Шериф был твердо намерен довести дело до конца. Он решил, что клич Каллиопы больше никогда не будет нарушать покой Зыбучих Песков. Он объявил об этом во всеуслышание. И как официальное лицо, и как человек он считал себя обязанным приглушить музыку лихого инструмента. Слишком уж скверными были мелодии. И тут шериф увидел ручную дрезину для перевозки небольших грузов. Она стояла на рельсах возле навеса, где были сложены мешки с шерстью, которую отправлял в город кто-то из окрестных овцеводов. Осаждающие взвалили на дрезину три плотно набитых мешка, а затем Бак Паттерсон двинулся к форту Каллиопы, толкая перед собой импровизированный парапет и низко пригибаясь. Его отряд рассредоточился и приготовился поразить осажденного, если тот, пытаясь остановить надвигающийся джагтернаут правосудия, рискнет показаться в окне. Однако Каллиопа ограничился всего лишь одной демонстрацией. Он выстрелил, и над надежным бруствером шерифа взлетели клочки шерсти. В стену вокруг окна впились ответные пули осаждающих. Потерь ни та ни другая сторона не понесла.

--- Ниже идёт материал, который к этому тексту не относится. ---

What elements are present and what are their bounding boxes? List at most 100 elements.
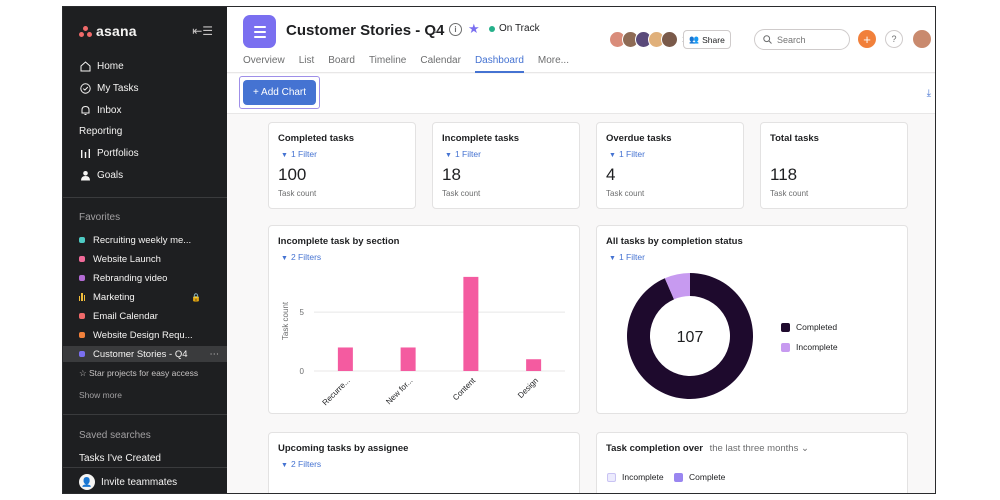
legend-item-completed: Completed xyxy=(781,322,837,332)
legend-label: Completed xyxy=(796,322,837,332)
sidebar-item-goals[interactable]: Goals xyxy=(79,167,123,183)
upcoming-tasks-card[interactable]: Upcoming tasks by assignee ▼ 2 Filters xyxy=(268,432,580,494)
favorite-project-label: Recruiting weekly me... xyxy=(93,235,191,246)
lock-icon: 🔒 xyxy=(191,293,201,302)
metric-caption: Task count xyxy=(278,189,316,198)
main-content: Customer Stories - Q4 ⌄ i ★ On Track Ove… xyxy=(227,7,936,494)
metric-value: 18 xyxy=(442,165,461,185)
search-box[interactable] xyxy=(754,29,850,50)
x-tick-label: Content xyxy=(451,376,478,403)
quick-add-button[interactable]: + xyxy=(858,30,876,48)
filter-link[interactable]: ▼ 1 Filter xyxy=(609,149,645,159)
metric-card-incomplete[interactable]: Incomplete tasks ▼ 1 Filter 18 Task count xyxy=(432,122,580,209)
sidebar-item-home[interactable]: Home xyxy=(79,58,124,74)
tab-calendar[interactable]: Calendar xyxy=(420,55,461,73)
filter-icon: ▼ xyxy=(445,152,452,159)
search-input[interactable] xyxy=(777,35,837,45)
project-status[interactable]: On Track xyxy=(489,23,540,34)
tab-more[interactable]: More... xyxy=(538,55,569,73)
metric-card-total[interactable]: Total tasks 118 Task count xyxy=(760,122,908,209)
favorite-project-item[interactable]: Website Design Requ... xyxy=(79,327,219,343)
range-dropdown[interactable]: the last three months ⌄ xyxy=(710,443,809,454)
metric-card-completed[interactable]: Completed tasks ▼ 1 Filter 100 Task count xyxy=(268,122,416,209)
star-icon[interactable]: ★ xyxy=(468,21,480,37)
legend-item-incomplete: Incomplete xyxy=(607,472,664,482)
legend-label: Complete xyxy=(689,472,725,482)
favorite-project-item[interactable]: Rebranding video xyxy=(79,270,219,286)
filter-link[interactable]: ▼ 1 Filter xyxy=(445,149,481,159)
task-completion-card[interactable]: Task completion over the last three mont… xyxy=(596,432,908,494)
tab-timeline[interactable]: Timeline xyxy=(369,55,406,73)
favorite-project-label: Website Design Requ... xyxy=(93,330,193,341)
card-title: Total tasks xyxy=(770,133,819,144)
sidebar-item-label: Inbox xyxy=(97,105,121,116)
donut-center-value: 107 xyxy=(677,329,704,346)
show-more-link[interactable]: Show more xyxy=(79,390,122,400)
favorite-project-item[interactable]: Recruiting weekly me... xyxy=(79,232,219,248)
filter-label: 1 Filter xyxy=(619,149,645,159)
saved-search-item[interactable]: Tasks I've Created xyxy=(79,450,161,466)
sidebar-collapse-icon[interactable]: ⇤☰ xyxy=(192,24,213,38)
project-tabs: Overview List Board Timeline Calendar Da… xyxy=(243,55,583,73)
invite-teammates-button[interactable]: 👤 Invite teammates xyxy=(79,474,177,490)
card-title: Incomplete tasks xyxy=(442,133,519,144)
chevron-down-icon: ⌄ xyxy=(801,443,809,454)
sidebar-item-label: My Tasks xyxy=(97,83,139,94)
tab-list[interactable]: List xyxy=(299,55,315,73)
sidebar-item-portfolios[interactable]: Portfolios xyxy=(79,145,139,161)
info-icon[interactable]: i xyxy=(449,23,462,36)
filter-link[interactable]: ▼ 1 Filter xyxy=(281,149,317,159)
person-icon xyxy=(79,169,91,181)
favorite-project-item[interactable]: Website Launch xyxy=(79,251,219,267)
legend-item-incomplete: Incomplete xyxy=(781,342,838,352)
bar-chart-card[interactable]: Incomplete task by section ▼ 2 Filters 0 5… xyxy=(268,225,580,414)
donut-chart-card[interactable]: All tasks by completion status ▼ 1 Filter… xyxy=(596,225,908,414)
favorite-project-item[interactable]: Email Calendar xyxy=(79,308,219,324)
metric-card-overdue[interactable]: Overdue tasks ▼ 1 Filter 4 Task count xyxy=(596,122,744,209)
project-title[interactable]: Customer Stories - Q4 xyxy=(286,22,444,39)
sidebar-item-label: Home xyxy=(97,61,124,72)
legend-label: Incomplete xyxy=(622,472,664,482)
favorites-section-label: Favorites xyxy=(79,212,120,223)
sidebar-divider xyxy=(63,467,227,468)
sidebar: asana ⇤☰ Home My Tasks Inbox Reporting P… xyxy=(63,7,227,494)
bar-chart-icon xyxy=(79,293,85,301)
share-label: Share xyxy=(702,35,725,45)
legend-label: Incomplete xyxy=(796,342,838,352)
sidebar-item-my-tasks[interactable]: My Tasks xyxy=(79,80,139,96)
more-options-icon[interactable]: ⋯ xyxy=(210,349,220,360)
tab-dashboard[interactable]: Dashboard xyxy=(475,55,524,73)
project-members[interactable]: 11 xyxy=(609,31,690,48)
bar-chart: 05Task countRecurre... New for... Content D… xyxy=(269,226,581,415)
tab-board[interactable]: Board xyxy=(328,55,355,73)
share-button[interactable]: 👥 Share xyxy=(683,30,731,49)
project-list-icon xyxy=(243,15,276,48)
add-chart-button[interactable]: + Add Chart xyxy=(243,80,316,105)
filter-link[interactable]: ▼ 2 Filters xyxy=(281,459,321,469)
download-icon[interactable]: ⤓ xyxy=(927,88,931,99)
bar xyxy=(401,347,416,371)
filter-label: 1 Filter xyxy=(455,149,481,159)
home-icon xyxy=(79,60,91,72)
sidebar-divider xyxy=(63,414,227,415)
status-dot xyxy=(489,26,495,32)
reporting-section-label[interactable]: Reporting xyxy=(79,126,122,137)
tab-overview[interactable]: Overview xyxy=(243,55,285,73)
favorite-project-item[interactable]: Marketing 🔒 xyxy=(79,289,219,305)
sidebar-item-label: Goals xyxy=(97,170,123,181)
metric-caption: Task count xyxy=(770,189,808,198)
app-window: asana ⇤☰ Home My Tasks Inbox Reporting P… xyxy=(62,6,936,494)
invite-label: Invite teammates xyxy=(101,477,177,488)
metric-value: 118 xyxy=(770,165,797,185)
metric-value: 100 xyxy=(278,165,306,185)
star-hint-text: Star projects for easy access xyxy=(89,368,198,378)
favorite-project-item-active[interactable]: Customer Stories - Q4 ⋯ xyxy=(63,346,227,362)
help-button[interactable]: ? xyxy=(885,30,903,48)
favorite-project-label: Rebranding video xyxy=(93,273,167,284)
chevron-down-icon[interactable]: ⌄ xyxy=(431,23,440,36)
project-color-dot xyxy=(79,237,85,243)
add-person-icon: 👤 xyxy=(79,474,95,490)
user-avatar[interactable] xyxy=(912,29,932,49)
sidebar-item-inbox[interactable]: Inbox xyxy=(79,102,121,118)
card-title: Completed tasks xyxy=(278,133,354,144)
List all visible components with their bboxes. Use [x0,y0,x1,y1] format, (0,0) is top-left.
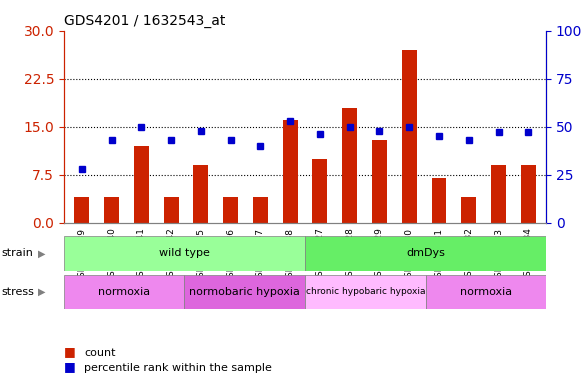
Bar [425,275,546,309]
Text: chronic hypobaric hypoxia: chronic hypobaric hypoxia [306,287,425,296]
Bar [342,108,357,223]
Text: normoxia: normoxia [98,287,150,297]
Text: normoxia: normoxia [460,287,512,297]
Bar [223,197,238,223]
Bar [305,236,546,271]
Bar [193,165,208,223]
Bar [164,197,178,223]
Bar [402,50,417,223]
Bar [64,236,305,271]
Bar [64,275,185,309]
Text: GDS4201 / 1632543_at: GDS4201 / 1632543_at [64,14,225,28]
Bar [74,197,89,223]
Text: count: count [84,348,116,358]
Bar [521,165,536,223]
Bar [461,197,476,223]
Bar [185,275,305,309]
Bar [305,275,425,309]
Text: ▶: ▶ [38,287,45,297]
Bar [491,165,506,223]
Text: percentile rank within the sample: percentile rank within the sample [84,363,272,373]
Text: ■: ■ [64,360,76,373]
Text: ■: ■ [64,345,76,358]
Text: dmDys: dmDys [406,248,445,258]
Bar [104,197,119,223]
Text: normobaric hypoxia: normobaric hypoxia [189,287,300,297]
Text: stress: stress [1,287,34,297]
Bar [372,139,387,223]
Text: ▶: ▶ [38,248,45,258]
Bar [432,178,446,223]
Bar [283,120,297,223]
Bar [253,197,268,223]
Text: strain: strain [1,248,33,258]
Text: wild type: wild type [159,248,210,258]
Bar [313,159,327,223]
Bar [134,146,149,223]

Управление броненосцем всецело поглощало внимание шерифа, и только почти поравнявшись с платформой, он заметил, что с другой стороны к ней подходит утренний поезд. В Зыбучих Песках поезда стояли ровно минуту. Какая отличная возможность отступления для Каллиопы! Он выскочит в противоположную дверь, прыгнет в вагон, и только они его и видели!
Бак покинул спасительные мешки, взлетел с поднятым револьвером по ступенькам и ворвался в станционное здание, выбив дверь ударом могучего плеча. Его отряд услышал один-единственный выстрел, а потом наступила тишина.
Раненый очнулся и открыл глаза. К нему вернулась способность видеть, слышать, чувствовать и думать. Поглядев по сторонам, он обнаружил, что лежит на деревянной скамье. Над ним растерянно наклонялся высокий человек с большой бляхой, на которой было выгравировано слово «шериф». Щуплая старушка с морщинистым лицом и живыми черными глазами прижимала к его виску мокрый носовой платок. Он вглядывался в эти лица, пытаясь найти связь между ними и всем происшедшим, но тут старушка затараторила:
— Ну вот, ну вот и молодец! Пуля-то вас и не задела вовсе! Пролетела возле самого уха, вот вы вроде как и обмерли. Так бывает, я знаю. Называется кон-фузия. Эйб Уодкинс на белок эдаким манером охотился — глушил их, как он говаривал. Ну, вас немножко и приглушило, сэр, а сейчас все пройдет. Вам ведь уже полегчало, верно? Полежите еще тихонько, а я вам новую примочку на лоб сделаю. Вы меня, конечно, не знаете, да откуда и знать-то? Я на этом самом поезде приехала из Алабамы повидать сыночка. Вон он у меня какой большой вымахал. И не поверишь, что я его на руках носила, ведь верно? Вот он какой, мой сыночек, сэр.
Старушка оглянулась через плечо на высокого мужчину, и ее лицо просияло гордой радостью. Мозолистая рука со вздутыми венами ласково погладила руку сына. Потом старушка снова обмакнула платок в жестяной тазик, взятый с умывальника в зале ожидания, ободряюще улыбнулась и приложила примочку к виску своего пациента. Она повторила это несколько раз, ни на секунду не прерывая добродушной старческой болтовни.
— Я моего сыночка уже восемь лет как не видела, — продолжала она. — Один мой племянник, Эл Прайс — он кондуктором служит на железной дороге — раздобыл мне бумагу на бесплатный проезд сюда и обратно. Она семь дней годится, так я тут целую неделю погощу. Только подумать, малыш-то мой стал шерифом и наводит порядок в целом городе! Это ведь вроде как начальник полиции, верно? А я-то знать не знала! И письма мне писал, а хоть бы словечком обмолвился. Боялся небось, что старуха мать напугается, как бы с ним чего дурного не приключилось. Да господи боже ты мой, я ведь не из пугливых. От страху толку мало. Выхожу я, из вагона-то, и слышу — стреляют. Потом гляжу, из окна станции дым валит, а я знай себе иду потихонечку. Тут, смотрю, в окошке-то — мой сыночек. Я его сразу узнала. Встретил он меня в дверях и чуть что не задушил, обнимая-то. А вы лежите, сэр, прямо что твой покойник. Вот я и взялась за дело, чтоб вас в чувство привести.
— Пожалуй, я сяду, — сказал контуженный. — Все уже прошло.
Он сел, но тут же от слабости прислонился к стене. Он был крепко сложен и широкоплеч. Его глаза, зоркие и внимательные, были устремлены на человека, который неподвижно стоял перед ним. Он то всматривался в его лицо, то переводил взгляд на бляху со словом «шериф».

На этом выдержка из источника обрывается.